Political conservatives and libertarians increasingly flock to her writings and support her philosophy of individualism and unfettered capitalism, which she dubbed, “objectivism”. On the other hand, liberals see her as selfish zealot, elitist, narcissistic, even psychopathic.
The truth, of course, is more nuanced and complex, especially the private Ayn Rand versus the very public persona. Thus those who fail to delve into Rand’s traumatic and colorful history fail to grasp the many paradoxes and contradictions that she enshrined.
Rand was firmly and vociferously pro-choice, yet she believed that women should submit to the will of great men. She was a devout atheist and outspoken pacifist, yet she believed Native Americans fully deserved their cultural genocide for not grasping capitalism. She viewed homosexuality as disgusting and immoral, but supported non-discrimination protection for homosexuals in the public domain, yet opposed such rights in private, all the while having an extremely colorful private life herself. She was a valiant opponent of government and federal regulation in all forms. Publicly, she viewed Social Security, Medicare and other “big government” programs with utter disdain, their dependents nothing more than weak-minded loafers and “takers”. Privately, later in life, she accepted payments from Social Security and Medicare. Perhaps most paradoxically, Rand derided those who would fake their own reality, while at the same time being chronically dependent on mind-distorting amphetamines; popping speed at the same time as writing her keystones to objectivism: Fountainhead and Atlas Shrugged.

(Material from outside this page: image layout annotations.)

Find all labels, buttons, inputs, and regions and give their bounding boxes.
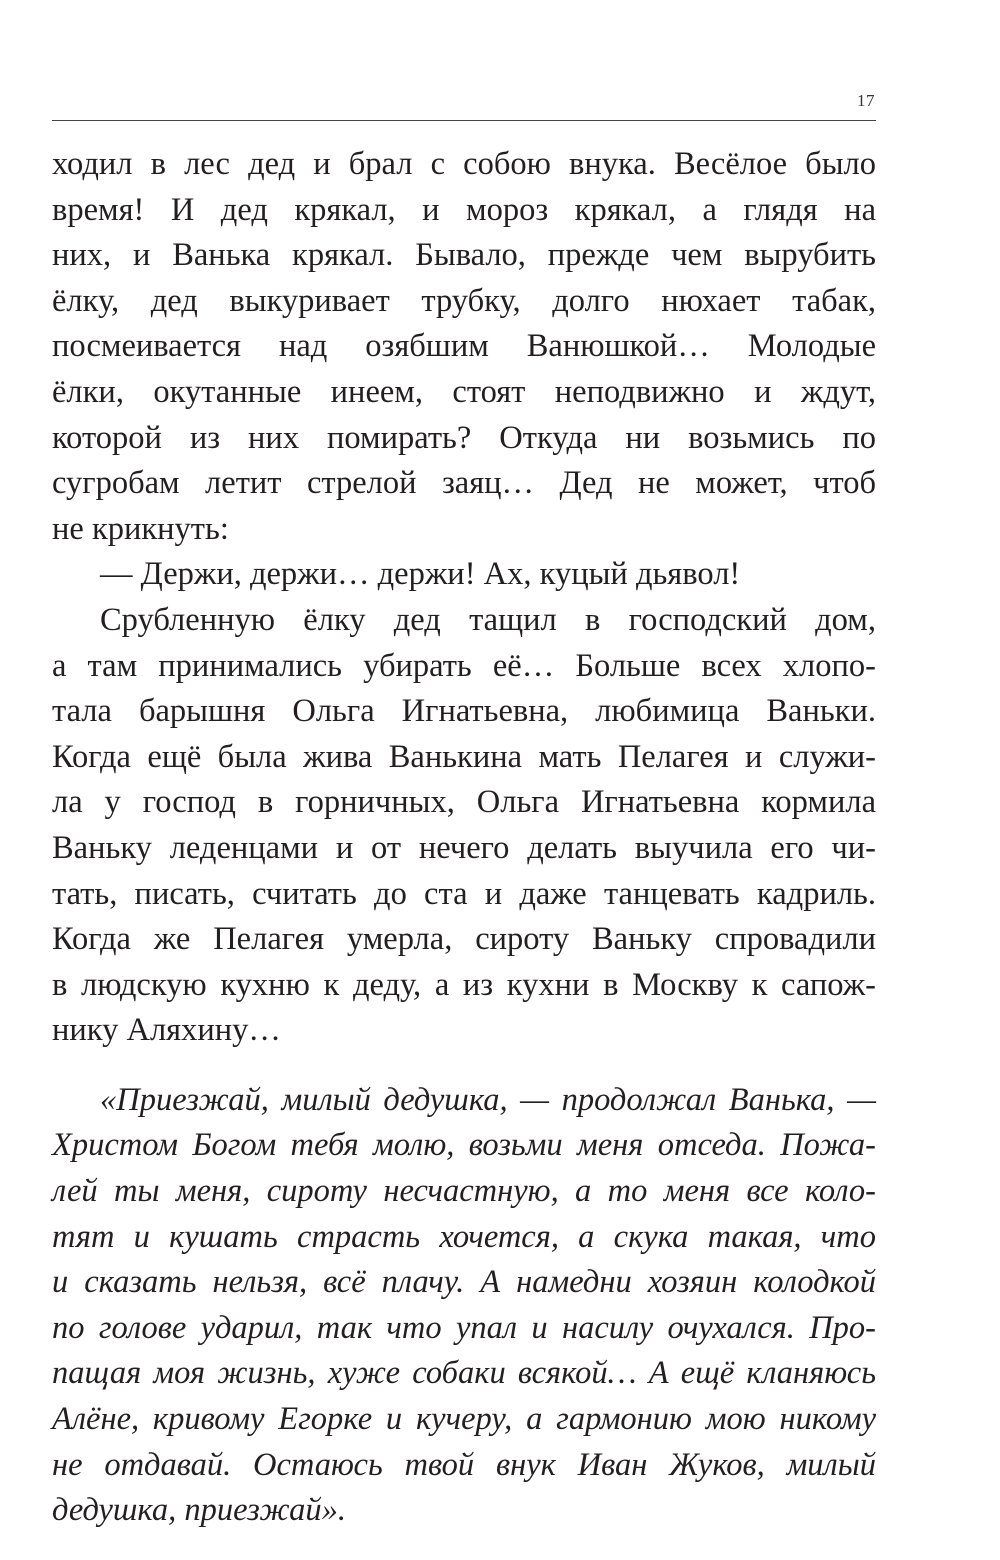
text-line: ла у господ в горничных, Ольга Игнатьевна кормила bbox=[52, 784, 876, 821]
letter-line: пащая моя жизнь, хуже собаки всякой… А ещё кланяюсь bbox=[52, 1355, 876, 1392]
text-line: — Держи, держи… держи! Ах, куцый дьявол! bbox=[100, 556, 741, 593]
header-rule bbox=[52, 120, 876, 121]
letter-line: тят и кушать страсть хочется, а скука такая, что bbox=[52, 1218, 876, 1255]
page-number: 17 bbox=[857, 91, 875, 110]
text-line: в людскую кухню к деду, а из кухни в Москву к сапож- bbox=[52, 966, 876, 1003]
letter-line: Алёне, кривому Егорке и кучеру, а гармонию мою никому bbox=[52, 1401, 876, 1438]
text-line: посмеивается над озябшим Ванюшкой… Молодые bbox=[52, 328, 876, 365]
letter-line: лей ты меня, сироту несчастную, а то меня все коло- bbox=[52, 1173, 876, 1210]
text-line: нику Аляхину… bbox=[52, 1012, 281, 1049]
paragraph-3 bbox=[52, 598, 876, 1054]
text-block bbox=[52, 142, 876, 1534]
text-line: ёлки, окутанные инеем, стоят неподвижно и ждут, bbox=[52, 373, 876, 410]
text-line: Срубленную ёлку дед тащил в господский дом, bbox=[100, 601, 876, 638]
text-line: них, и Ванька крякал. Бывало, прежде чем вырубить bbox=[52, 237, 876, 274]
letter-line: по голове ударил, так что упал и насилу очухался. Про- bbox=[52, 1309, 876, 1346]
section-gap bbox=[52, 1054, 876, 1078]
text-line: тать, писать, считать до ста и даже танцевать кадриль. bbox=[52, 875, 876, 912]
text-line: Когда же Пелагея умерла, сироту Ваньку спровадили bbox=[52, 921, 876, 958]
letter-paragraph bbox=[52, 1078, 876, 1534]
text-line: тала барышня Ольга Игнатьевна, любимица Ваньки. bbox=[52, 693, 876, 730]
text-line: время! И дед крякал, и мороз крякал, а глядя на bbox=[52, 191, 876, 228]
letter-line: Христом Богом тебя молю, возьми меня отседа. Пожа- bbox=[52, 1127, 876, 1164]
letter-line: и сказать нельзя, всё плачу. А намедни хозяин колодкой bbox=[52, 1264, 876, 1301]
text-line: ходил в лес дед и брал с собою внука. Весёлое было bbox=[52, 146, 876, 182]
text-line: Ваньку леденцами и от нечего делать выучила его чи- bbox=[52, 829, 876, 866]
paragraph-2-dialogue bbox=[52, 552, 876, 598]
text-line: Когда ещё была жива Ванькина мать Пелагея и служи- bbox=[52, 738, 876, 775]
paragraph-1 bbox=[52, 142, 876, 552]
text-line: а там принимались убирать её… Больше всех хлопо- bbox=[52, 647, 876, 684]
text-line: которой из них помирать? Откуда ни возьмись по bbox=[52, 419, 876, 456]
letter-line: не отдавай. Остаюсь твой внук Иван Жуков, милый bbox=[52, 1446, 876, 1483]
text-line: ёлку, дед выкуривает трубку, долго нюхает табак, bbox=[52, 282, 876, 319]
letter-line: «Приезжай, милый дедушка, — продолжал Ванька, — bbox=[100, 1081, 876, 1118]
text-line: не крикнуть: bbox=[52, 510, 229, 547]
text-line: сугробам летит стрелой заяц… Дед не может, чтоб bbox=[52, 465, 876, 502]
letter-line: дедушка, приезжай». bbox=[52, 1492, 346, 1529]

As an atheist Ayn Rand did not approve of shrines but the hushed, air-conditioned headquarters which bears her name acts as a secular version. Her walnut desk occupies a position of honour. She smiles from a gallery of black and white photos, young in some, old in others. A bronze bust, larger than life, tilts her head upward, jaw clenched, expression resolute.
The Ayn Rand Institute in Irvine, California, venerates the late philosopher as a prophet of unfettered capitalism who showed America the way. A decade ago it struggled to have its voice heard. Today its message booms all the way to Washington DC.
It was a transformation which counted Paul Ryan, chairman of the House budget committee, as a devotee. He gave Rand’s novel, Atlas Shrugged, as Christmas presents and hailed her as “the reason I got into public service”.
Then, last week, he was selected as the Republican vice-presidential nominee and his enthusiasm seemed to evaporate. In fact, the backtracking began earlier this year when Ryan said as a Catholic his inspiration was not Rand’s “objectivism” philosophy but Thomas Aquinas’.
The flap has illustrated an acute dilemma for the institute. Once peripheral, it has veered close to mainstream, garnering unprecedented influence. The Tea Party has adopted Rand as a seer and waves placards saying “We should shrug” and “Going Galt”, a reference to an Atlas Shrugged character named John Galt.
Prominent Republicans channel Rand’s arguments in promises to slash taxes and spending and to roll back government. But, like Ryan, many publicly renounce the controversial Russian emigre as a serious influence. Where, then, does that leave the institute, the keeper of her flame?
Given Rand’s association with plutocrats – she depicted captains of industry as “producers” besieged by parasitic “moochers” – the headquarters are unexpectedly modest. Founded in 1985 three years after Rand’s death, the institution moved in 2002 from Marina del Rey, west of Los Angeles, to a drab industrial park in Irvine, 90 minutes south, largely to save money. It shares a nondescript two-storey building with financial services and engineering companies.
There is little hint of Galt, the character who symbolises the power and glory of the human mind, in the bland corporate furnishings. But the quotations and excerpts adorning the walls echo a mission which drove Rand and continues to inspire followers as an urgent injunction.
“The demonstration of a new moral philosophy: the morality of rational self-interest.”
These, said Onkar Ghate, the institute’s vice-president, are relatively good times for Randians. “Our primary mission is to advance awareness of her ideas and promote her philosophy. I must say, it’s going very well.”
On that point, if none other, conservatives and progressives may agree. Thirty years after her death Rand, as a radical intellectual and political force, is going very well indeed. Her novel Atlas Shrugged, a 1,000 page assault on big government, social welfare and altruism first published in 1957, is reportedly selling more than 400,000 copies per year and is being made into a movie trilogy. Its radical author, who also penned The Fountainhead and other novels and essays, is the subject of a recent documentary and spate of books.
To critics who consider Rand’s philosophy that “of the psychopath, a misanthropic fantasy of cruelty, revenge and greed”, her posthumous success is alarming.
Relatively little attention however has been paid to the institute which bears her name and works, often behind the scenes, to direct her legacy and shape right-wing debate.